前回といい、今回といい、第3芸能課のアイドルたちのポテンシャルの高さには驚かされます。今回は櫻井桃華のご当番回でしたね。
色々な思惑が働いて、桃華はバンジージャンプに挑みます。もし、ディレクターの要求通りに「子どもらしく」振る舞うのであれば、「大人の言うことなんか聞かない」と、全ての演出を覆すようなことをしてもよいのかもしれません。しかし、彼女はそうしません。彼女には分別(ふんべつ)がある、ということなのでしょう。
ところが、ここが私には非常に心に残った場面の1つなのですが、バンジージャンプの行われている橋のそばにあるとされた寺で、桃華は僧侶の指導の下、座禅を組んでいます。

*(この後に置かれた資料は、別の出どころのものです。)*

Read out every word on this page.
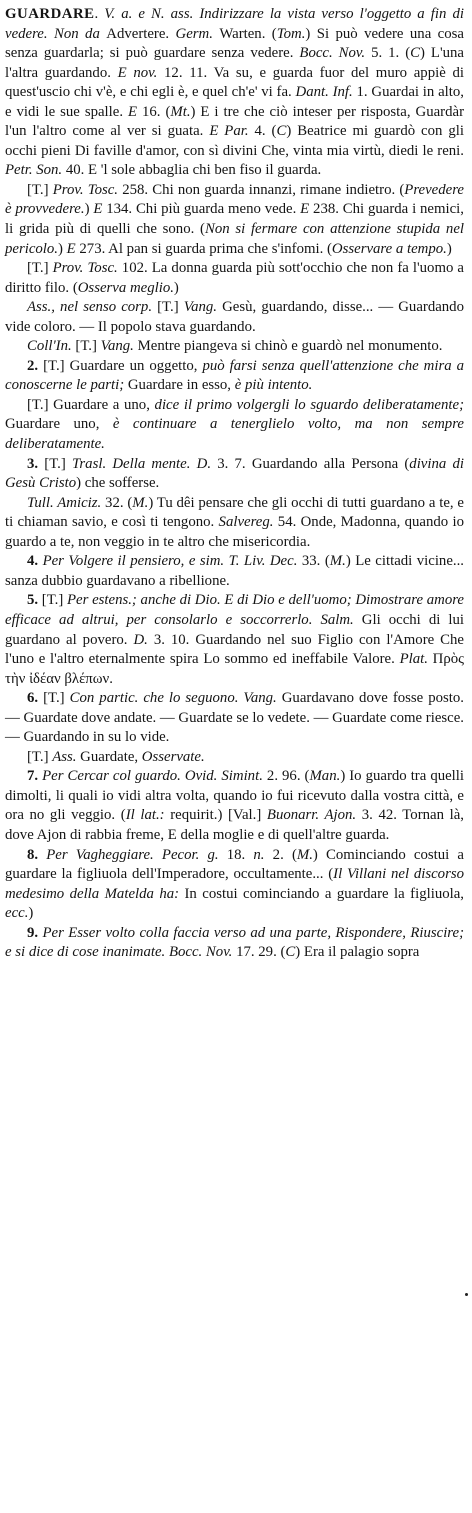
GUARDARE. V. a. e N. ass. Indirizzare la vista verso l'oggetto a fin di vedere. Non da Advertere. Germ. Warten. (Tom.) Si può vedere una cosa senza guardarla; si può guardare senza vedere. Bocc. Nov. 5. 1. (C) L'una l'altra guardando. E nov. 12. 11. Va su, e guarda fuor del muro appiè di quest'uscio chi v'è, e chi egli è, e quel ch'e' vi fa. Dant. Inf. 1. Guardai in alto, e vidi le sue spalle. E 16. (Mt.) E i tre che ciò inteser per risposta, Guardàr l'un l'altro come al ver si guata. E Par. 4. (C) Beatrice mi guardò con gli occhi pieni Di faville d'amor, con sì divini Che, vinta mia virtù, diedi le reni. Petr. Son. 40. E 'l sole abbaglia chi ben fiso il guarda.
[T.] Prov. Tosc. 258. Chi non guarda innanzi, rimane indietro. (Prevedere è provvedere.) E 134. Chi più guarda meno vede. E 238. Chi guarda i nemici, li grida più di quelli che sono. (Non si fermare con attenzione stupida nel pericolo.) E 273. Al pan si guarda prima che s'infomi. (Osservare a tempo.)
[T.] Prov. Tosc. 102. La donna guarda più sott'occhio che non fa l'uomo a diritto filo. (Osserva meglio.)
Ass., nel senso corp. [T.] Vang. Gesù, guardando, disse... — Guardando vide coloro. — Il popolo stava guardando.
Coll'In. [T.] Vang. Mentre piangeva si chinò e guardò nel monumento.
2. [T.] Guardare un oggetto, può farsi senza quell'attenzione che mira a conoscerne le parti; Guardare in esso, è più intento.
[T.] Guardare a uno, dice il primo volgergli lo sguardo deliberatamente; Guardare uno, è continuare a tenerglielo volto, ma non sempre deliberatamente.
3. [T.] Trasl. Della mente. D. 3. 7. Guardando alla Persona (divina di Gesù Cristo) che sofferse.
Tull. Amiciz. 32. (M.) Tu dêi pensare che gli occhi di tutti guardano a te, e ti chiaman savio, e così ti tengono. Salvereg. 54. Onde, Madonna, quando io guardo a te, non veggio in te altro che misericordia.
4. Per Volgere il pensiero, e sim. T. Liv. Dec. 33. (M.) Le cittadi vicine... sanza dubbio guardavano a ribellione.
5. [T.] Per estens.; anche di Dio. E di Dio e dell'uomo; Dimostrare amore efficace ad altrui, per consolarlo e soccorrerlo. Salm. Gli occhi di lui guardano al povero. D. 3. 10. Guardando nel suo Figlio con l'Amore Che l'uno e l'altro eternalmente spira Lo sommo ed ineffabile Valore. Plat. Πρὸς τὴν ἰδέαν βλέπων.
6. [T.] Con partic. che lo seguono. Vang. Guardavano dove fosse posto. — Guardate dove andate. — Guardate se lo vedete. — Guardate come riesce. — Guardando in su lo vide.
[T.] Ass. Guardate, Osservate.
7. Per Cercar col guardo. Ovid. Simint. 2. 96. (Man.) Io guardo tra quelli dimolti, li quali io vidi altra volta, quando io fui ricevuto dalla vostra città, e ora no gli veggio. (Il lat.: requirit.) [Val.] Buonarr. Ajon. 3. 42. Tornan là, dove Ajon di rabbia freme, E della moglie e di quell'altre guarda.
8. Per Vagheggiare. Pecor. g. 18. n. 2. (M.) Cominciando costui a guardare la figliuola dell'Imperadore, occultamente... (Il Villani nel discorso medesimo della Matelda ha: In costui cominciando a guardare la figliuola, ecc.)
9. Per Esser volto colla faccia verso ad una parte, Rispondere, Riuscire; e si dice di cose inanimate. Bocc. Nov. 17. 29. (C) Era il palagio sopra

そういえば、ここでちらっと見せられていた僧侶の足の運びの作画が丁寧ですばらしかったですね。
このときの僧侶の言葉は非常に示唆的です。
彼女は分別のある子どもです。しかし、僧侶はここで「分別から離れ」ることを桃華に勧めます。ここで用いられている「分別」とは、普段使われる意味ではなく、仏教用語としての分別でありましょう。
あまりここで議論を重ねると果てしなくなるので大概にしておきますが、ここで重要なのは②の意味ですね。「分け隔て無く全てをあらゆる方向から見る」「自分らしさに囚われ過ぎることがないように」という意味になるでしょうか。
桃華はディレクターからは「子どもらしく」することを求められ、仲間(プロデューサー、ありす)からは「自分らしくすればいい」と言われ、葛藤します。
自分は子どもなのに、子どもらしさを要求される。つまり、普段の自分は子どもらしくないのだろうか。
自分らしくするということは、子どもである自分ではないのか。
アイドルとは、演出家の要求に応え演じるものではなかったか。ファンが求める姿になるべきではないのか。
私らしいとは何か。どんな自分を作ればいいのか。
結局答えは出ず、そうこうするうちに何故かプロデューサーが空を舞います。
そして、ありすの「大人とは思えませんね」という言葉に対して、彼は「大人でも怖いものは怖い」と打ち明けます。彼は「怖くない」と嘘をついて勇気づけるのではなく、「とんでみたら怖かった」ことを素直に伝えてしまうのです。「大人として」ではなく「自分として」怖さを認めます。
それは、アイドルでもなく、子どもでもなく、さらには今ここにいる桃華ですらない「バンジージャンプを飛んだ自分」を感じさせるものだったのかもしれません。
飛ぶ前と飛んだ後では違う。それでも自分は自分。それをどう受けとめるかは見る者次第、桃華を見逃さず見届けてくださいね……と、もしかしたらそのような割り切りが出来たのかもしれません。
その姿は、大人でもたどり着くことが難しい境地です。だから彼女がアイドルなのです。